How about those production numbers! In the Heights is a veritable smorgasbord of one spectacle after another. There are sequences of spoken dialogue, but the lyrics are essentially conversation set to a tune. As such — and I mentioned this in my Hamilton review — the picture is best viewed with closed captions to better comprehend the rapid-fire exposition. It explains these characters. Just three minutes in, the film’s first ditty “In the Heights” debuts with Usnavi’s talk/singing to the audience. He recounts to us how he got his name. His father saw the letters “US Navy” imprinted on the ship that passed by when he entered the country. That is but one tidbit. There are so many more details dropped in this 7+ minute tune. The melody is a chaotic montage of key information and quickly edited images. No newbie could possibly take it all in one sitting. The ability to watch and rewind that performance is a luxury to be savored.

Then comes the moment that virtually justifies the movie’s existence. A winning lottery ticket has been sold at Usnavi’s store and the “96,000” prize is the subject of a spectacular exhibition at New York’s public Highbridge Pool.
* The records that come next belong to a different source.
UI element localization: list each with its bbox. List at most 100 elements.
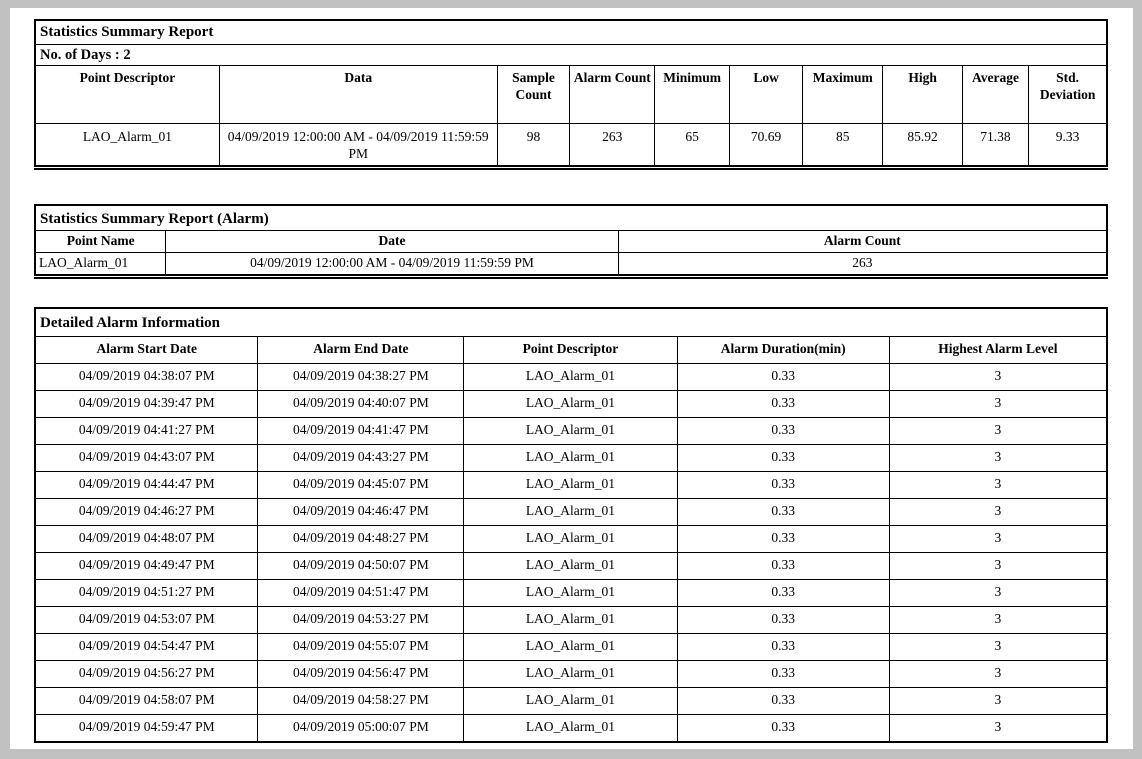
cell-alarm-start: 04/09/2019 04:41:27 PM (34, 416, 259, 445)
table-row: 04/09/2019 04:53:07 PM 04/09/2019 04:53:… (34, 605, 1108, 634)
col-header-sample-count: Sample Count (496, 64, 571, 124)
col-header-alarm-count: Alarm Count (569, 64, 656, 124)
col-header-alarm-start-date: Alarm Start Date (34, 335, 259, 364)
cell-alarm-duration: 0.33 (676, 713, 890, 742)
cell-alarm-duration: 0.33 (676, 389, 890, 418)
table-row: 04/09/2019 04:58:07 PM 04/09/2019 04:58:… (34, 686, 1108, 715)
cell-alarm-end: 04/09/2019 04:48:27 PM (257, 524, 465, 553)
cell-alarm-start: 04/09/2019 04:49:47 PM (34, 551, 259, 580)
cell-alarm-duration: 0.33 (676, 551, 890, 580)
cell-alarm-start: 04/09/2019 04:39:47 PM (34, 389, 259, 418)
col-header-alarm-duration: Alarm Duration(min) (676, 335, 890, 364)
cell-alarm-end: 04/09/2019 04:38:27 PM (257, 362, 465, 391)
cell-point-descriptor: LAO_Alarm_01 (463, 659, 678, 688)
cell-alarm-count: 263 (617, 252, 1108, 275)
cell-highest-alarm-level: 3 (888, 686, 1108, 715)
col-header-std-deviation: Std. Deviation (1028, 64, 1108, 124)
statistics-summary-alarm-table: Statistics Summary Report (Alarm) Point … (34, 203, 1108, 275)
col-header-alarm-end-date: Alarm End Date (257, 335, 465, 364)
cell-low: 70.69 (729, 122, 804, 165)
report1-title: Statistics Summary Report (34, 19, 1108, 45)
table-row: 04/09/2019 04:38:07 PM 04/09/2019 04:38:… (34, 362, 1108, 391)
col-header-average: Average (961, 64, 1030, 124)
table-row: 04/09/2019 04:44:47 PM 04/09/2019 04:45:… (34, 470, 1108, 499)
cell-highest-alarm-level: 3 (888, 389, 1108, 418)
cell-maximum: 85 (802, 122, 884, 165)
cell-high: 85.92 (882, 122, 963, 165)
cell-point-descriptor: LAO_Alarm_01 (463, 605, 678, 634)
cell-alarm-duration: 0.33 (676, 497, 890, 526)
statistics-summary-report-section: Statistics Summary Report No. of Days : … (34, 19, 1108, 170)
cell-std-deviation: 9.33 (1028, 122, 1108, 165)
table-row: 04/09/2019 04:56:27 PM 04/09/2019 04:56:… (34, 659, 1108, 688)
cell-highest-alarm-level: 3 (888, 362, 1108, 391)
cell-highest-alarm-level: 3 (888, 443, 1108, 472)
col-header-date: Date (165, 230, 619, 254)
cell-alarm-duration: 0.33 (676, 632, 890, 661)
statistics-summary-table: Statistics Summary Report No. of Days : … (34, 19, 1108, 165)
cell-highest-alarm-level: 3 (888, 524, 1108, 553)
report1-data-row: LAO_Alarm_01 04/09/2019 12:00:00 AM - 04… (34, 122, 1108, 165)
cell-point-descriptor: LAO_Alarm_01 (463, 362, 678, 391)
report1-days-subtitle: No. of Days : 2 (34, 43, 1108, 66)
col-header-highest-alarm-level: Highest Alarm Level (888, 335, 1108, 364)
cell-alarm-duration: 0.33 (676, 659, 890, 688)
cell-date-range: 04/09/2019 12:00:00 AM - 04/09/2019 11:5… (165, 252, 619, 275)
cell-point-name: LAO_Alarm_01 (34, 252, 167, 275)
table-row: 04/09/2019 04:51:27 PM 04/09/2019 04:51:… (34, 578, 1108, 607)
cell-alarm-start: 04/09/2019 04:53:07 PM (34, 605, 259, 634)
cell-alarm-end: 04/09/2019 04:51:47 PM (257, 578, 465, 607)
cell-highest-alarm-level: 3 (888, 416, 1108, 445)
cell-alarm-start: 04/09/2019 04:44:47 PM (34, 470, 259, 499)
cell-point-descriptor: LAO_Alarm_01 (463, 713, 678, 742)
cell-alarm-duration: 0.33 (676, 524, 890, 553)
cell-alarm-duration: 0.33 (676, 605, 890, 634)
cell-alarm-start: 04/09/2019 04:51:27 PM (34, 578, 259, 607)
cell-alarm-start: 04/09/2019 04:56:27 PM (34, 659, 259, 688)
cell-alarm-duration: 0.33 (676, 443, 890, 472)
cell-alarm-duration: 0.33 (676, 416, 890, 445)
statistics-summary-alarm-section: Statistics Summary Report (Alarm) Point … (34, 203, 1108, 280)
cell-alarm-end: 04/09/2019 04:46:47 PM (257, 497, 465, 526)
cell-highest-alarm-level: 3 (888, 713, 1108, 742)
cell-highest-alarm-level: 3 (888, 551, 1108, 580)
report2-header-row: Point Name Date Alarm Count (34, 230, 1108, 254)
col-header-point-descriptor: Point Descriptor (34, 64, 220, 124)
table-row: 04/09/2019 04:49:47 PM 04/09/2019 04:50:… (34, 551, 1108, 580)
cell-highest-alarm-level: 3 (888, 605, 1108, 634)
cell-alarm-end: 04/09/2019 04:50:07 PM (257, 551, 465, 580)
table-row: 04/09/2019 04:54:47 PM 04/09/2019 04:55:… (34, 632, 1108, 661)
cell-alarm-start: 04/09/2019 04:54:47 PM (34, 632, 259, 661)
cell-point-descriptor: LAO_Alarm_01 (463, 524, 678, 553)
cell-highest-alarm-level: 3 (888, 578, 1108, 607)
cell-minimum: 65 (654, 122, 731, 165)
col-header-alarm-count: Alarm Count (617, 230, 1108, 254)
report2-title: Statistics Summary Report (Alarm) (34, 204, 1108, 232)
cell-highest-alarm-level: 3 (888, 470, 1108, 499)
cell-alarm-duration: 0.33 (676, 470, 890, 499)
cell-alarm-duration: 0.33 (676, 362, 890, 391)
cell-alarm-duration: 0.33 (676, 578, 890, 607)
cell-alarm-end: 04/09/2019 04:40:07 PM (257, 389, 465, 418)
report3-header-row: Alarm Start Date Alarm End Date Point De… (34, 335, 1108, 364)
col-header-low: Low (729, 64, 804, 124)
cell-alarm-end: 04/09/2019 04:41:47 PM (257, 416, 465, 445)
table-row: 04/09/2019 04:48:07 PM 04/09/2019 04:48:… (34, 524, 1108, 553)
cell-alarm-end: 04/09/2019 04:58:27 PM (257, 686, 465, 715)
cell-alarm-end: 04/09/2019 04:55:07 PM (257, 632, 465, 661)
cell-data-range: 04/09/2019 12:00:00 AM - 04/09/2019 11:5… (218, 122, 498, 165)
cell-alarm-duration: 0.33 (676, 686, 890, 715)
cell-alarm-count: 263 (569, 122, 656, 165)
col-header-data: Data (218, 64, 498, 124)
table-row: 04/09/2019 04:59:47 PM 04/09/2019 05:00:… (34, 713, 1108, 742)
cell-alarm-start: 04/09/2019 04:59:47 PM (34, 713, 259, 742)
col-header-maximum: Maximum (802, 64, 884, 124)
cell-point-descriptor: LAO_Alarm_01 (463, 389, 678, 418)
report3-title: Detailed Alarm Information (34, 307, 1108, 337)
cell-point-descriptor: LAO_Alarm_01 (463, 551, 678, 580)
cell-point-descriptor: LAO_Alarm_01 (463, 443, 678, 472)
cell-alarm-end: 04/09/2019 04:45:07 PM (257, 470, 465, 499)
cell-alarm-end: 04/09/2019 04:53:27 PM (257, 605, 465, 634)
table-row: 04/09/2019 04:43:07 PM 04/09/2019 04:43:… (34, 443, 1108, 472)
cell-average: 71.38 (961, 122, 1030, 165)
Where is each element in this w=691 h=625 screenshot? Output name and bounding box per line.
The chanting chorus track with synchronized swimming and 500 extras is like something out of 1952’s Million Dollar Mermaid. Busby Berkeley and Esther Williams would be proud. But there are many more. How about “Carnaval Del Barrio” where Daniela (Daphne Rubin-Vega) lifts the spirits of the block (and the audience) while the neighborhood is lounging around depressed in the sweltering heat with no electricity. Even quieter ballads like “When the Sun Goes Down” feature a little magic during an exquisite dance sequence where Nina and Benny sashay up the vertical wall of a building.

Director Jon Chu most successfully directed Crazy Rich Asians (2018) but his work on the dance movie Step Up 2: The Streets (2008) and its sequel Step Up 3D (2010) lay the foundation for his stellar achievement here. The story celebrates community. The idea that family and friends often come together during difficult times is nothing new. What elevates the saga are the production numbers which are beyond compare. If you love musicals (as I do) then, In the Heights will not let you down. If not, this nearly 2 1/2 hour film might test your “Paciencia Y Fe” — but only in the most hopeful way possible.